• Browse topics
Login

Generation of predictable numbers or identifiers

How intruders can use weaknesses in random number generation to launch more successful attacks.

~20mins estimated

Python

Predictable numbers or identifiers: the basics

What is predictable number generation?

Computers are built based on logic and predictability given a particular input, so generating a truly random number, key, or identifier goes against their nature. They don’t contain the entropy required for randomness. True chaos is found in the realm of our own reality – in processes like quantum phenomena and thermal noise.

Our typical computer will use something called Deterministic Random Bit Generators (DRBGs), or pseudorandom number generators, to produce a sequence of ā€˜random’ values. The whole process starts with a seed (which is confidential) and then uses a deterministic algorithm to conjure up the rest of the sequence, mimicking randomness as thoroughly as is possible with a typical modern computer.

Although the output of a random number generator like the ones described should never be predictable, sometimes attackers are able to glean information about new generations by using the previous sequence of values or finding out what the original seed was.
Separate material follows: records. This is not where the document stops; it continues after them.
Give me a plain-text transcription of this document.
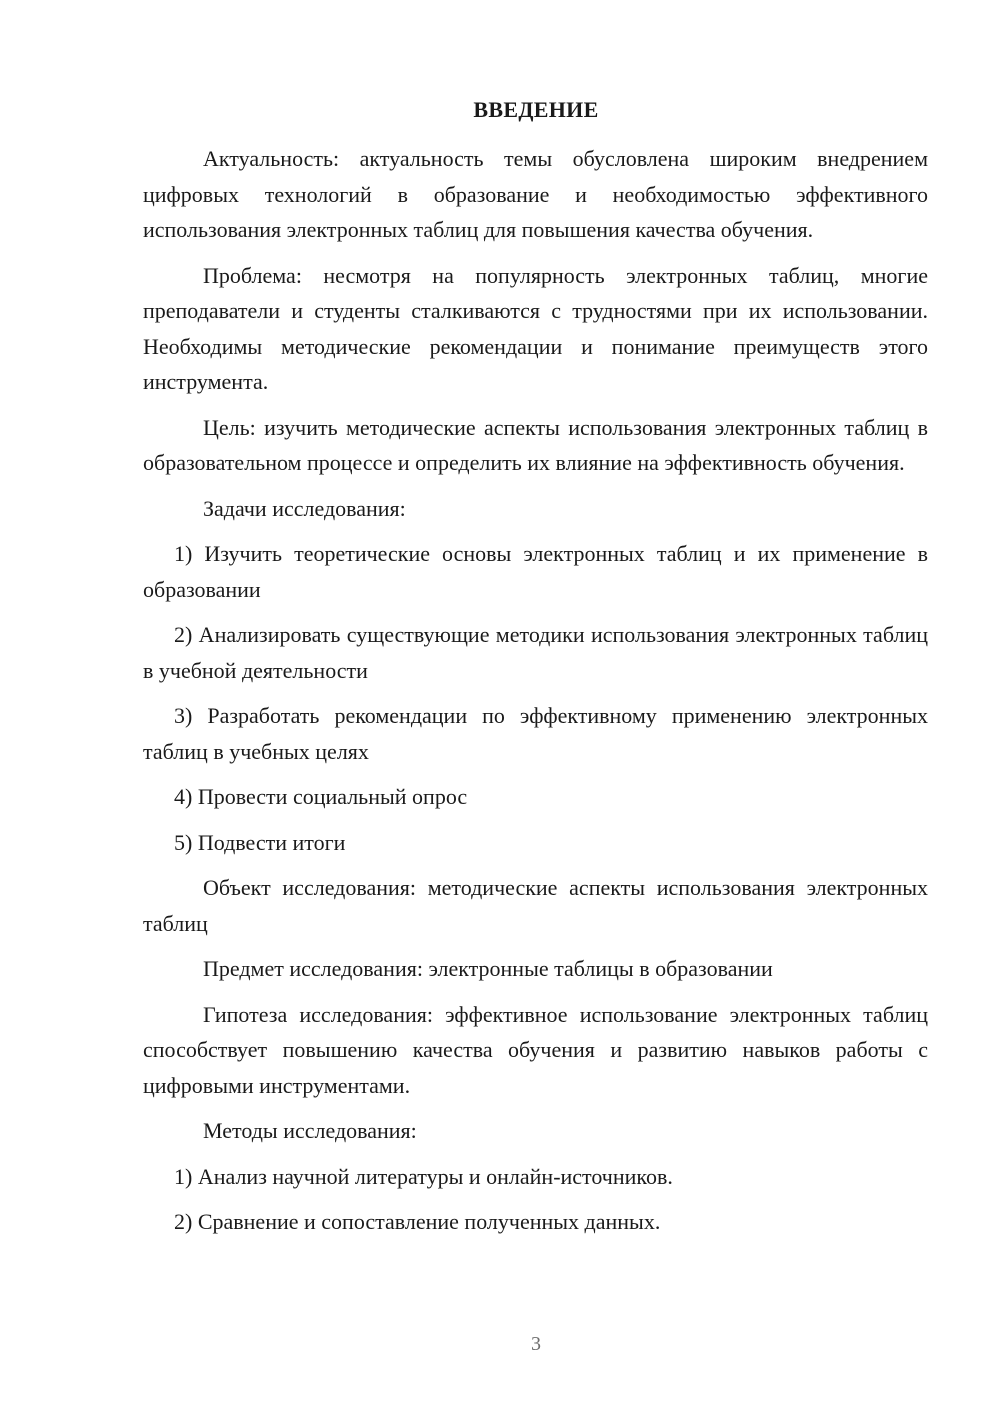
ВВЕДЕНИЕ

Актуальность: актуальность темы обусловлена широким внедрением цифровых технологий в образование и необходимостью эффективного использования электронных таблиц для повышения качества обучения.

Проблема: несмотря на популярность электронных таблиц, многие преподаватели и студенты сталкиваются с трудностями при их использовании. Необходимы методические рекомендации и понимание преимуществ этого инструмента.

Цель: изучить методические аспекты использования электронных таблиц в образовательном процессе и определить их влияние на эффективность обучения.

Задачи исследования:

1) Изучить теоретические основы электронных таблиц и их применение в образовании

2) Анализировать существующие методики использования электронных таблиц в учебной деятельности

3) Разработать рекомендации по эффективному применению электронных таблиц в учебных целях

4) Провести социальный опрос

5) Подвести итоги

Объект исследования: методические аспекты использования электронных таблиц

Предмет исследования: электронные таблицы в образовании

Гипотеза исследования: эффективное использование электронных таблиц способствует повышению качества обучения и развитию навыков работы с цифровыми инструментами.

Методы исследования:

1) Анализ научной литературы и онлайн-источников.

2) Сравнение и сопоставление полученных данных.

3
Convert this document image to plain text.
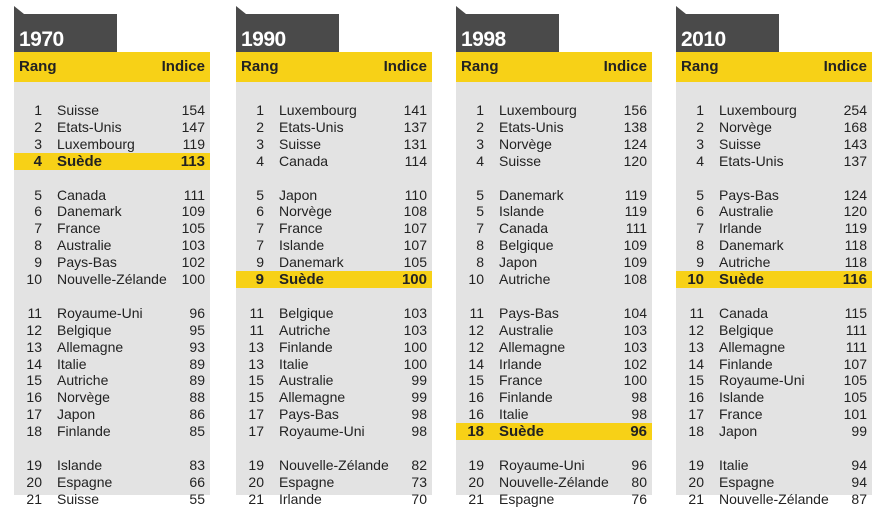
1970
Rang	Indice
1 Suisse	154
2 Etats-Unis	147
3 Luxembourg	119
4 Suède	113
5 Canada	111
6 Danemark	109
7 France	105
8 Australie	103
9 Pays-Bas	102
10 Nouvelle-Zélande 100
11 Royaume-Uni	96
12 Belgique	95
13 Allemagne	93
14 Italie	89
15 Autriche	89
16 Norvège	88
17 Japon	86
18 Finlande	85
19 Islande	83
20 Espagne	66
21 Suisse	55
1990
Rang	Indice
1 Luxembourg	141
2 Etats-Unis	137
3 Suisse	131
4 Canada	114
5 Japon	110
6 Norvège	108
7 France	107
7 Islande	107
9 Danemark	105
9 Suède	100
11 Belgique	103
11 Autriche	103
13 Finlande	100
13 Italie	100
15 Australie	99
15 Allemagne	99
17 Pays-Bas	98
17 Royaume-Uni	98
19 Nouvelle-Zélande 82
20 Espagne	73
21 Irlande	70
1998
Rang	Indice
1 Luxembourg	156
2 Etats-Unis	138
3 Norvège	124
4 Suisse	120
5 Danemark	119
5 Islande	119
7 Canada	111
8 Belgique	109
8 Japon	109
10 Autriche	108
11 Pays-Bas	104
12 Australie	103
12 Allemagne	103
14 Irlande	102
15 France	100
16 Finlande	98
16 Italie	98
18 Suède	96
19 Royaume-Uni	96
20 Nouvelle-Zélande 80
21 Espagne	76
2010
Rang	Indice
1 Luxembourg	254
2 Norvège	168
3 Suisse	143
4 Etats-Unis	137
5 Pays-Bas	124
6 Australie	120
7 Irlande	119
8 Danemark	118
9 Autriche	118
10 Suède	116
11 Canada	115
12 Belgique	111
13 Allemagne	111
14 Finlande	107
15 Royaume-Uni	105
16 Islande	105
17 France	101
18 Japon	99
19 Italie	94
20 Espagne	94
21 Nouvelle-Zélande 87
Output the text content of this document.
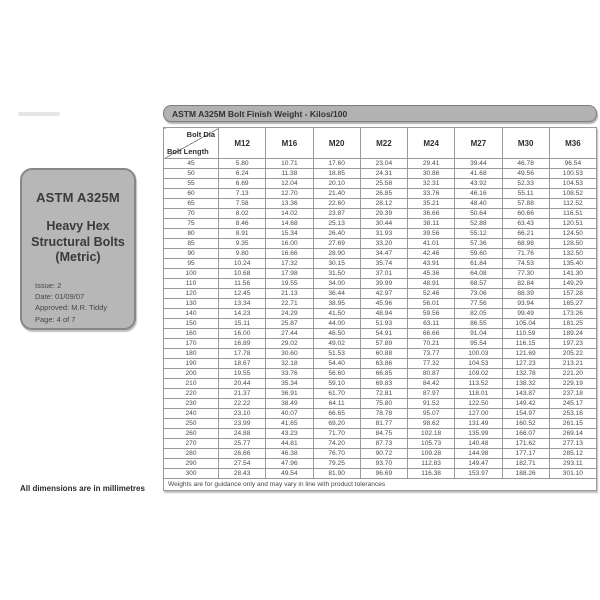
ASTM A325M
Heavy Hex
Structural Bolts
(Metric)
Issue: 2
Date: 01/09/07
Approved: M.R. Tiddy
Page: 4 of 7
All dimensions are in millimetres
ASTM A325M Bolt Finish Weight - Kilos/100
Bolt Dia
Bolt Length	M12	M16	M20	M22	M24	M27	M30	M36
45	5.80	10.71	17.60	23.04	29.41	39.44	46.78	96.54
50	6.24	11.38	18.85	24.31	30.86	41.68	49.56	100.53
55	6.69	12.04	20.10	25.58	32.31	43.92	52.33	104.53
60	7.13	12.70	21.40	26.85	33.76	46.16	55.11	108.52
65	7.58	13.36	22.60	28.12	35.21	48.40	57.88	112.52
70	8.02	14.02	23.87	29.39	36.66	50.64	60.66	116.51
75	8.46	14.68	25.13	30.44	38.11	52.88	63.43	120.51
80	8.91	15.34	26.40	31.93	39.56	55.12	66.21	124.50
85	9.35	16.00	27.69	33.20	41.01	57.36	68.98	128.50
90	9.80	16.66	28.90	34.47	42.46	59.60	71.76	132.50
95	10.24	17.32	30.15	35.74	43.91	61.84	74.53	135.40
100	10.68	17.98	31.50	37.01	45.36	64.08	77.30	141.30
110	11.56	19.55	34.00	39.99	48.91	68.57	82.84	149.29
120	12.45	21.13	36.44	42.97	52.46	73.06	88.39	157.28
130	13.34	22.71	38.95	45.96	56.01	77.56	93.94	165.27
140	14.23	24.29	41.50	48.94	59.56	82.05	99.49	173.26
150	15.11	25.87	44.00	51.93	63.11	86.55	105.04	181.25
160	16.00	27.44	46.50	54.91	66.66	91.04	110.59	189.24
170	16.89	29.02	49.02	57.89	70.21	95.54	116.15	197.23
180	17.78	30.60	51.53	60.88	73.77	100.03	121.69	205.22
190	18.67	32.18	54.40	63.86	77.32	104.53	127.23	213.21
200	19.55	33.76	56.60	66.85	80.87	109.02	132.78	221.20
210	20.44	35.34	59.10	69.83	84.42	113.52	138.32	229.19
220	21.37	36.91	61.70	72.81	87.97	118.01	143.87	237.18
230	22.22	38.49	64.11	75.80	91.52	122.50	149.42	245.17
240	23.10	40.07	66.65	78.78	95.07	127.00	154.97	253.16
250	23.99	41.65	69.20	81.77	98.62	131.49	160.52	261.15
260	24.88	43.23	71.70	84.75	102.18	135.99	166.07	269.14
270	25.77	44.81	74.20	87.73	105.73	140.48	171.62	277.13
280	26.66	46.38	76.70	90.72	109.28	144.98	177.17	285.12
290	27.54	47.96	79.25	93.70	112.83	149.47	182.71	293.11
300	28.43	49.54	81.90	96.69	116.38	153.97	188.26	301.10
Weights are for guidance only and may vary in line with product tolerances								
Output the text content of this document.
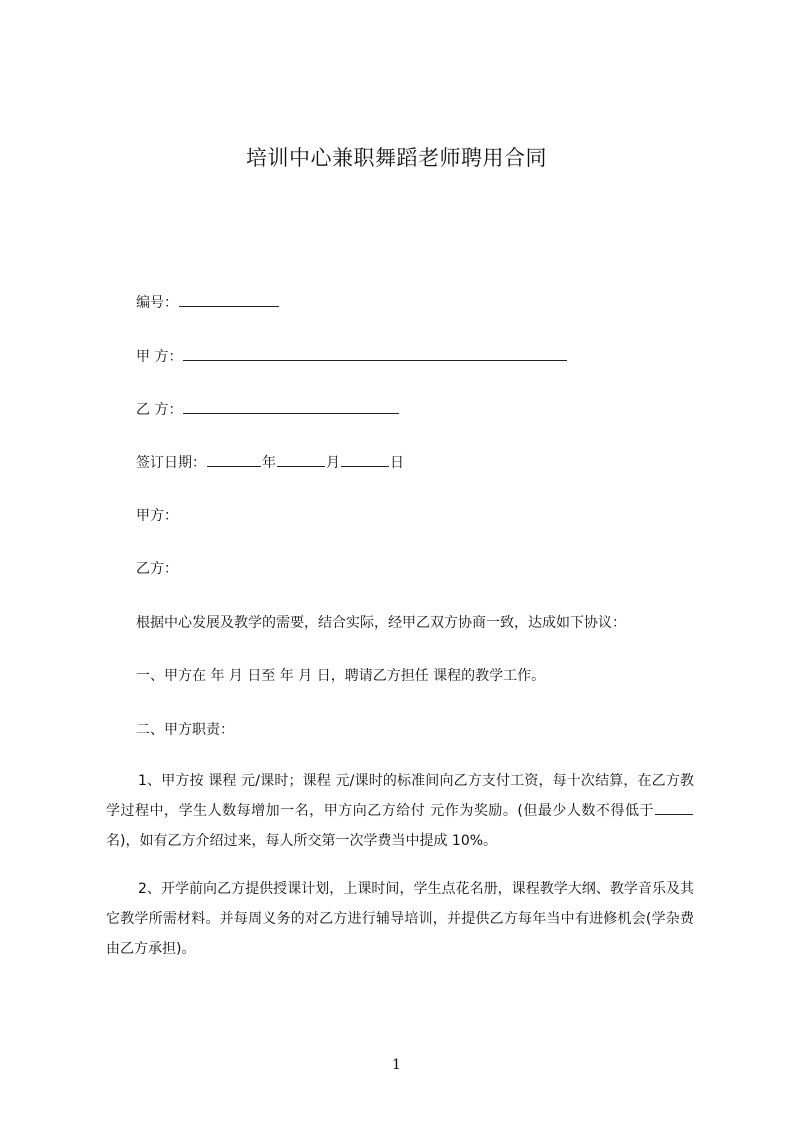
培训中心兼职舞蹈老师聘用合同
编号：
甲 方：
乙 方：
签订日期：	年	月	日
甲方：
乙方：
根据中心发展及教学的需要，结合实际，经甲乙双方协商一致，达成如下协议：
一、甲方在 年 月 日至 年 月 日，聘请乙方担任 课程的教学工作。
二、甲方职责：
1、甲方按 课程 元/课时；课程 元/课时的标准间向乙方支付工资，每十次结算，在乙方教学过程中，学生人数每增加一名，甲方向乙方给付 元作为奖励。(但最少人数不得低于名)，如有乙方介绍过来，每人所交第一次学费当中提成 10%。
2、开学前向乙方提供授课计划，上课时间，学生点花名册，课程教学大纲、教学音乐及其它教学所需材料。并每周义务的对乙方进行辅导培训，并提供乙方每年当中有进修机会(学杂费由乙方承担)。
1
While this often does not allow them to predict the next value exactly, it can dramatically decrease the number of possibilities and hence really reduce the difficulty of something like a brute force attack. Let’s get into this in more detail in the sections below!

About this lesson

In this lesson, we will explore why truly random number generation is vital to keep an organization’s accounts and information secure. Learn why it is so difficult to produce random numbers, and what can happen when they become predictable.

FUN FACT

Lava lamps??

Randomness is vital when we think about secure encryption methods (ex. producing an encryption key). Luckily, an unsuspected source is here to save the day. Lava lamps are truly random, and never take on the exact same shape of lava twice. Because of this, Cloudflare uses a wall of 100 lava lamps to produce the necessary entropy for their encryption algorithms (in particular TLS and SSL), basing key generation on the state of lava formations at a particular point in time! See this article for more information.

Importance and background of predictable numbers or identifiers

To dive in a little deeper, randomness has a specific meaning in the context of cryptography. Statistically random values describe the case that each individual outcome is unpredictable but the frequencies of outcomes long term may be predictable. However, in cryptography we need values that are consistently unpredictable even in the long term, with no patterns to observe. But why is this such a challenge for current computers?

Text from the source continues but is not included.